What’s coming next? Gartner identified seven potential disruptions CIOs should consider.

  1. Quantum computing. The ability to detect complex patterns in a matter of days or weeks instead of years represents both an opportunity and a threat. While it could be used to detect illness or design new drugs, it could also be used for cracking encrypted systems. CIOs are advised to explore quantum computing through online simulators or actual quantum computers offered “as a service”.
  2. “Counterfeit reality” detectors. Organizations will need to use technologies like artificial intelligence (AI) and quantum computing to create a “truth filter” to protect the corporate brand.
  3. “Counterfeit reality” creators. Consider whether you could adopt AI-generated content, create artificial front-line agents or use avatars to enhance your corporate image.
  4. Synthetic life. With the evolution of genetic modification, we may have the opportunity of re-engineering a replacement for useful organisms like bees. We also need to consider how we might counter use of the technology for evil, such as modified bacteria introduced into a public environment or workplace.
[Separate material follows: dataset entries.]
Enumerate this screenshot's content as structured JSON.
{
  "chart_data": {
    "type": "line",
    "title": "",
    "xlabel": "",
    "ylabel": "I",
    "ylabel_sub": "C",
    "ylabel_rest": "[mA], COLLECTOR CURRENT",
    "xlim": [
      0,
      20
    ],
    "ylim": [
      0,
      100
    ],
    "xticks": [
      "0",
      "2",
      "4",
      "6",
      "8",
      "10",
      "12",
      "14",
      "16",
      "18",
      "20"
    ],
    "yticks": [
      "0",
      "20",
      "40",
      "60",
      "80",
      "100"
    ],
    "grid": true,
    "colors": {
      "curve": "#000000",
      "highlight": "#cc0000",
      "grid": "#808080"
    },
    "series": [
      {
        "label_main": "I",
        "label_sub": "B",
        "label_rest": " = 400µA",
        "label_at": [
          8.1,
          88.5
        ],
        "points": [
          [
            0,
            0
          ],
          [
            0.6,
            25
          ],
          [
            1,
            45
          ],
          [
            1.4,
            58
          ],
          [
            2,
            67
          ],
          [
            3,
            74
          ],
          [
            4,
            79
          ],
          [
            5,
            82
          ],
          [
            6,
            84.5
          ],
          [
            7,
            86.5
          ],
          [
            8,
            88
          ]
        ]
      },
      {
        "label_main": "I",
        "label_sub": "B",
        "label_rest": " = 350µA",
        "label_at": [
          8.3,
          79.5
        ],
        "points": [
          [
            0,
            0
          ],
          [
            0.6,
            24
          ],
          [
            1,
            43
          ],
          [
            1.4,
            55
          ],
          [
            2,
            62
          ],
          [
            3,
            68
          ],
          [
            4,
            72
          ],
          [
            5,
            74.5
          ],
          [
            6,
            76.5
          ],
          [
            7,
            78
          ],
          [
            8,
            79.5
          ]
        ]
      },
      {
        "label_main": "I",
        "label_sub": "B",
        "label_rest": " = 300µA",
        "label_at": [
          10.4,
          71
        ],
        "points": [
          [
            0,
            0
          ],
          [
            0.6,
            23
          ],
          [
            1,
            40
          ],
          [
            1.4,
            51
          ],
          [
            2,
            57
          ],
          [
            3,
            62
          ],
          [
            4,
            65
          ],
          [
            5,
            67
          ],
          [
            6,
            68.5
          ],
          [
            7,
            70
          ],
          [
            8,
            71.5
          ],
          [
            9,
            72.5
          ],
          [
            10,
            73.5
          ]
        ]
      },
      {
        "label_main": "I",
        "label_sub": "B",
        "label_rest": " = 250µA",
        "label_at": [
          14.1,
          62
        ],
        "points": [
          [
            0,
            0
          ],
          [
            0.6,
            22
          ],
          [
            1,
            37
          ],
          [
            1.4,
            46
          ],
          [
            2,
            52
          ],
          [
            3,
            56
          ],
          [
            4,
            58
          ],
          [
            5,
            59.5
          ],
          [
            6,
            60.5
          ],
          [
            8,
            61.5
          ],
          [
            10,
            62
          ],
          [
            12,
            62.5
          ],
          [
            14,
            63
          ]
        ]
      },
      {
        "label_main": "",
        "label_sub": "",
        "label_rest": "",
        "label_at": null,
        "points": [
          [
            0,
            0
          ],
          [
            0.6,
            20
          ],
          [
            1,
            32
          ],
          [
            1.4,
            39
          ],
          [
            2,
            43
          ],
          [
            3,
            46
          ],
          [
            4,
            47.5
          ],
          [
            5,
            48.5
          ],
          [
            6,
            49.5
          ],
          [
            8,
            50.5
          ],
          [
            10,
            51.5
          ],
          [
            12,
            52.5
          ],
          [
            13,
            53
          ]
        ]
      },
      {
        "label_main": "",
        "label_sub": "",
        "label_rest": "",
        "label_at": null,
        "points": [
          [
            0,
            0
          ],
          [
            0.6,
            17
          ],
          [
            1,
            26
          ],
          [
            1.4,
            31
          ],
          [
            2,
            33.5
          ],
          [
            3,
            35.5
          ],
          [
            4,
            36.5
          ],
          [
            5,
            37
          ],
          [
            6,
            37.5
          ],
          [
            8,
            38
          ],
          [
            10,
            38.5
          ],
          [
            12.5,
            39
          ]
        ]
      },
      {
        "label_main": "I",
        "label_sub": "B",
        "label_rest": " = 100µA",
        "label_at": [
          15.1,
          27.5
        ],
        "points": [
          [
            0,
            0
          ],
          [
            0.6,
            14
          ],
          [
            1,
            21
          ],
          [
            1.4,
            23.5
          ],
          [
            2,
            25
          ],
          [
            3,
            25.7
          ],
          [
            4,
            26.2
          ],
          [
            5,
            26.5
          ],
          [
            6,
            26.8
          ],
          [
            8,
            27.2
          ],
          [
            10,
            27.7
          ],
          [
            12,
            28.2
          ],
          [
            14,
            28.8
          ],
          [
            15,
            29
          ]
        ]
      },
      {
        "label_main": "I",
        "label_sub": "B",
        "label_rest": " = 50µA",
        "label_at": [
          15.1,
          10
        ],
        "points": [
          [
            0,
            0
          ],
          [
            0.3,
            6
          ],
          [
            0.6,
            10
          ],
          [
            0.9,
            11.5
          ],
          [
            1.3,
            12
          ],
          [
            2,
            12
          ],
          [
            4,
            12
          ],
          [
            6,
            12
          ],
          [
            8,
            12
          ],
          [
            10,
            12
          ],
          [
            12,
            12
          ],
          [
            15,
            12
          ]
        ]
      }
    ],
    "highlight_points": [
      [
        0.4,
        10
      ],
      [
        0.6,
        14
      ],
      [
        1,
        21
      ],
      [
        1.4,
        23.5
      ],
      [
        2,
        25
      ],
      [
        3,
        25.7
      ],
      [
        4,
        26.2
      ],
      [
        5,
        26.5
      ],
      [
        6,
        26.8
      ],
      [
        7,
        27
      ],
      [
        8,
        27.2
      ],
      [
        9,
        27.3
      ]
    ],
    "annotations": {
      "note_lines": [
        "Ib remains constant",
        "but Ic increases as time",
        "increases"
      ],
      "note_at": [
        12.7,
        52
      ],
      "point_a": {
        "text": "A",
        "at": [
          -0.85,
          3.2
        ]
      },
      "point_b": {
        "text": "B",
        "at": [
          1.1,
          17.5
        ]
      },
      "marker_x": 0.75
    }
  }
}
  5. Magnetic and Quantum Levitation. You may have already experienced magnetic levitation, for example, on Shanghai’s Maglev train. This technology also has the potential to change the way we move goods around, alter our industrial processes and change how we control the environment. Gartner advises CIOs to apply magnetic levitation in manufacturing processes and explore software for positioning and control.
  6. Software distribution revolution. We are all familiar with changes in software distribution at a personal level, for example, through app stores. What if enterprise software was provided the same way, for example, through software marketplaces provided by Amazon or Alibaba? If there were no software updates , a single bill, simplified procurement, an explosion in the variety of tools available and easier backup and recovery, it could revolutionize IT.
  7. Visual recognition and precognition. Visual and voice search is already becoming a reality, in apps like Tap Tap See, a mobile camera application designed to assist the blind and visually impaired. What if visual technology could be used for precognition, for example, to detect crowd control issues at public events before they become a problem, to know what we will need ahead of time, or in health, to detect underlying health conditions?